I was even more shocked when this person responded to one of my friends, implying that if you just have high enough standards for kids with autism, they can perform the same as neuro-typical kids.  Some children may be capable of that, but I know several who work their butts off everyday in school and speech therapy and occupational therapy and social skills practice and they just aren't there yet.  Their parents are not holding them to low expectations, their parents are working hard every day to help their kids meet society's expectations.   Some kids appear to be fairly typical, but teachers and coaches aren't at home every night.  They don't always see how much mental work it takes for those kids to meet typical expectations.  If they can get to that point, that is fabulous.  If they can't or aren't there yet, it should never be assumed they or their parents just aren't trying hard enough. 

I was disappointed to wake up this morning and discover these posts had been deleted (completely disjointing the conversation that had occurred).  If someone has a conversation like this and feels they are right and have nothing to be ashamed of, their words should stand.  If someone has a conversation like this and realizes they were perhaps too harsh or judgmental, they should offer an apology, not pretend the conversation never happened.

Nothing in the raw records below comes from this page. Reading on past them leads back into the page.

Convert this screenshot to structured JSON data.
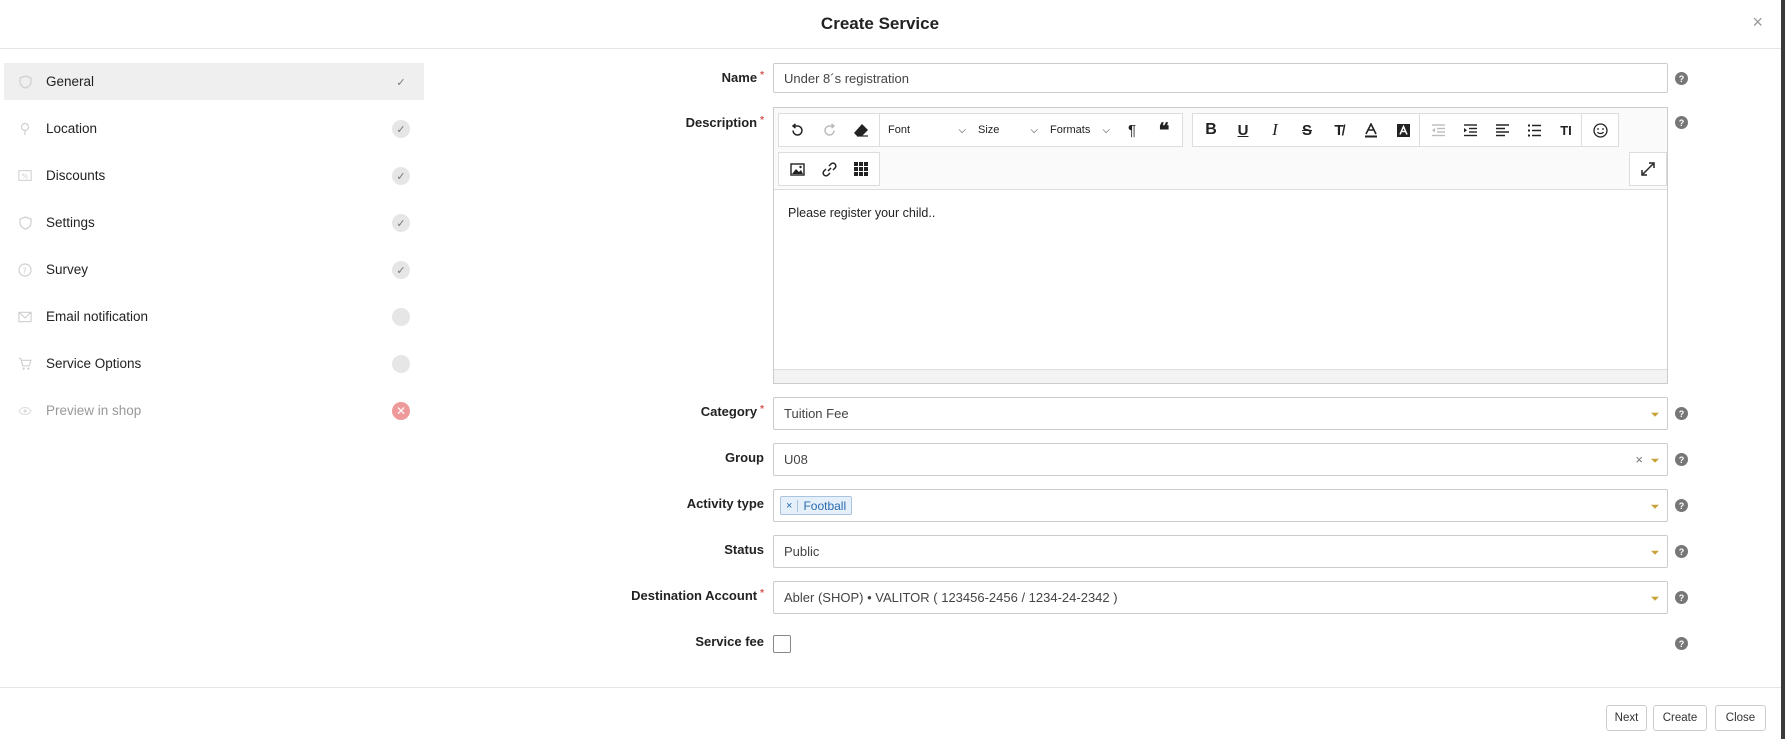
{
  "modal": {
    "title": "Create Service"
  },
  "sidebar": {
    "items": [
      {
        "label": "General",
        "status": "✓"
      },
      {
        "label": "Location",
        "status": "✓"
      },
      {
        "label": "Discounts",
        "status": "✓"
      },
      {
        "label": "Settings",
        "status": "✓"
      },
      {
        "label": "Survey",
        "status": "✓"
      },
      {
        "label": "Email notification",
        "status": ""
      },
      {
        "label": "Service Options",
        "status": ""
      },
      {
        "label": "Preview in shop",
        "status": "✕"
      }
    ]
  },
  "form": {
    "name": {
      "label": "Name",
      "required": "*",
      "value": "Under 8´s registration"
    },
    "description": {
      "label": "Description",
      "required": "*",
      "content": "Please register your child.."
    },
    "editor": {
      "font_label": "Font",
      "size_label": "Size",
      "formats_label": "Formats"
    },
    "category": {
      "label": "Category",
      "required": "*",
      "value": "Tuition Fee"
    },
    "group": {
      "label": "Group",
      "value": "U08",
      "clear": "×"
    },
    "activity_type": {
      "label": "Activity type",
      "tag": "Football",
      "tag_remove": "×"
    },
    "status": {
      "label": "Status",
      "value": "Public"
    },
    "destination_account": {
      "label": "Destination Account",
      "required": "*",
      "value": "Abler (SHOP) • VALITOR ( 123456-2456 / 1234-24-2342 )"
    },
    "service_fee": {
      "label": "Service fee",
      "checked": false
    }
  },
  "help": "?",
  "close_symbol": "×",
  "footer": {
    "next_label": "Next",
    "create_label": "Create",
    "close_label": "Close"
  },
  "colors": {
    "required": "#d9534f",
    "tag_bg": "#e6f0fb",
    "tag_text": "#2b6cb0",
    "caret": "#c9a23a",
    "error_status": "#ef9a9a"
  }
}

At the end of the day, name calling in its entirety is unnecessary.  It's not as if there is no other way to make your point than calling people names.  Why be hurtful for no reason at all?  Is it really worth a few laughs? 

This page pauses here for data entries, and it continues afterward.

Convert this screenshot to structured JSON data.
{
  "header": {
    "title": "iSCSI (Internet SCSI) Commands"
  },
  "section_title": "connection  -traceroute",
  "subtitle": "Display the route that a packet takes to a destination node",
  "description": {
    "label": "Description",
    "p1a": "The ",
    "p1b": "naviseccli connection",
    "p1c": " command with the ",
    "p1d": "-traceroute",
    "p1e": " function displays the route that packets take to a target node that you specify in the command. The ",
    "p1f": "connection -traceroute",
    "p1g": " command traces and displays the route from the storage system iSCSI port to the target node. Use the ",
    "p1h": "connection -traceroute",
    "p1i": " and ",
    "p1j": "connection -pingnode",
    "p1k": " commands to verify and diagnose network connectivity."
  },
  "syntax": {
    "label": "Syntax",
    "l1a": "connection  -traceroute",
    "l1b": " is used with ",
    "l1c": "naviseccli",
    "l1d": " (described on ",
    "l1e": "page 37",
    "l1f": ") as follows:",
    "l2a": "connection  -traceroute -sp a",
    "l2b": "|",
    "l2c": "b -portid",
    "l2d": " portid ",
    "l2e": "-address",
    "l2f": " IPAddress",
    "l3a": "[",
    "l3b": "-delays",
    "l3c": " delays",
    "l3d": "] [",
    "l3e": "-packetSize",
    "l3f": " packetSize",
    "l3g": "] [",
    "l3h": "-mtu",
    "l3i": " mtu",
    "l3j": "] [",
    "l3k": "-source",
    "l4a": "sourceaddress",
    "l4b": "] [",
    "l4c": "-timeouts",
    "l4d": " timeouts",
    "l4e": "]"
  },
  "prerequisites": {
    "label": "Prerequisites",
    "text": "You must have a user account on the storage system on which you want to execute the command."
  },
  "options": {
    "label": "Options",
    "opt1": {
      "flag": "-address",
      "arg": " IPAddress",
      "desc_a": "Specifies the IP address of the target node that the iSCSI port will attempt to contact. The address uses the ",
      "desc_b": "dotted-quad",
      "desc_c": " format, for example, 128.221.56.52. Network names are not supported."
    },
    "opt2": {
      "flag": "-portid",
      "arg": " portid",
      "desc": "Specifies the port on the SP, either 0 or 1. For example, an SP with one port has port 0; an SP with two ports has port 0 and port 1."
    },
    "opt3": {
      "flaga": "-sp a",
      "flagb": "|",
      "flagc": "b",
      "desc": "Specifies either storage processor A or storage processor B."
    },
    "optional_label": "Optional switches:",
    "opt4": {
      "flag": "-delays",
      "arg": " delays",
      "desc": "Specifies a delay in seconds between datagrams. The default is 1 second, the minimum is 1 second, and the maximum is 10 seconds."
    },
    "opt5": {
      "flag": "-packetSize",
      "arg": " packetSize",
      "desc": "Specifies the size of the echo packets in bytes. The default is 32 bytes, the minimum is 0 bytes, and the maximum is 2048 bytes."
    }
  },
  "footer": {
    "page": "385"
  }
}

I'm standing by the facebook post I made yesterday.  The word "retard" is completely unnecessary, we should stop using it.  The word "respect" is one we should all keep close to the forefront of our mind and strive for every day.   And if ever we "regret" what we've said, a sincere apology can go a long way towards fixing our mistake. 

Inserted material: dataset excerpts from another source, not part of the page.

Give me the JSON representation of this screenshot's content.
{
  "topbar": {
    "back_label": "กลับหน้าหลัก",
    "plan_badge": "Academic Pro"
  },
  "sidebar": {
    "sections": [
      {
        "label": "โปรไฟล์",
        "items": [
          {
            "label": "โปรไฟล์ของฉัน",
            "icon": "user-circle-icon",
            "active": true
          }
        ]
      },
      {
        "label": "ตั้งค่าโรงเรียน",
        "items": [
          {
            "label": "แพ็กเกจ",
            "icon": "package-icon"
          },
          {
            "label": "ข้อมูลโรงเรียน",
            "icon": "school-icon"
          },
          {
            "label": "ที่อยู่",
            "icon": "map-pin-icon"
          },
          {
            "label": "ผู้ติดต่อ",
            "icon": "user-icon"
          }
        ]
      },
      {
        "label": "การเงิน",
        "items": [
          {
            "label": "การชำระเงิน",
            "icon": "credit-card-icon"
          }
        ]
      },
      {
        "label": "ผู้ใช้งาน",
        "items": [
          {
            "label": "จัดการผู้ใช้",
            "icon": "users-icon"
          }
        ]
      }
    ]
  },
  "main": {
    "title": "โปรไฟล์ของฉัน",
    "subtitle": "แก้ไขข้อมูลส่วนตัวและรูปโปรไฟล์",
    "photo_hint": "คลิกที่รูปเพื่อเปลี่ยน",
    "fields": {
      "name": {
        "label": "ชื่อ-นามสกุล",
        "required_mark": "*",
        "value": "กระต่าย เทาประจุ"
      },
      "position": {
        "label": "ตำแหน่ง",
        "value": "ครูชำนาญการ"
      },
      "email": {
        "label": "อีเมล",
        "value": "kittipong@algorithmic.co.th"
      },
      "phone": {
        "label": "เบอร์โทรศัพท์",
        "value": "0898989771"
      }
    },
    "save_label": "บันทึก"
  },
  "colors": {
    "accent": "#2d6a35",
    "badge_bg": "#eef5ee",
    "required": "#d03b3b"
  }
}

Those are my three R's for today.  We'll never be perfect, but each morning is a new day and a new chance to practice compassion for ourselves and those around us.

2 comments:

Marti Kubena said...

Awesome.

IamtheMom said...

This is such a great post. It ticks me off that we have become a society with so little respect for others. When ever I hear high schoolers using this word, I gently remind them that they have not had children, and if they do have a child with a problem, they will be upset to know that this word is such a part of their vocabulary. I hope that you have at least made some people think. And seriously, if they are so embarrassed by their comments that they had to delete them, then you did a good job. They obviously had time to think and reasonably decided that they had made a grave mistake. Let's hope that you changed at least one persons' mind.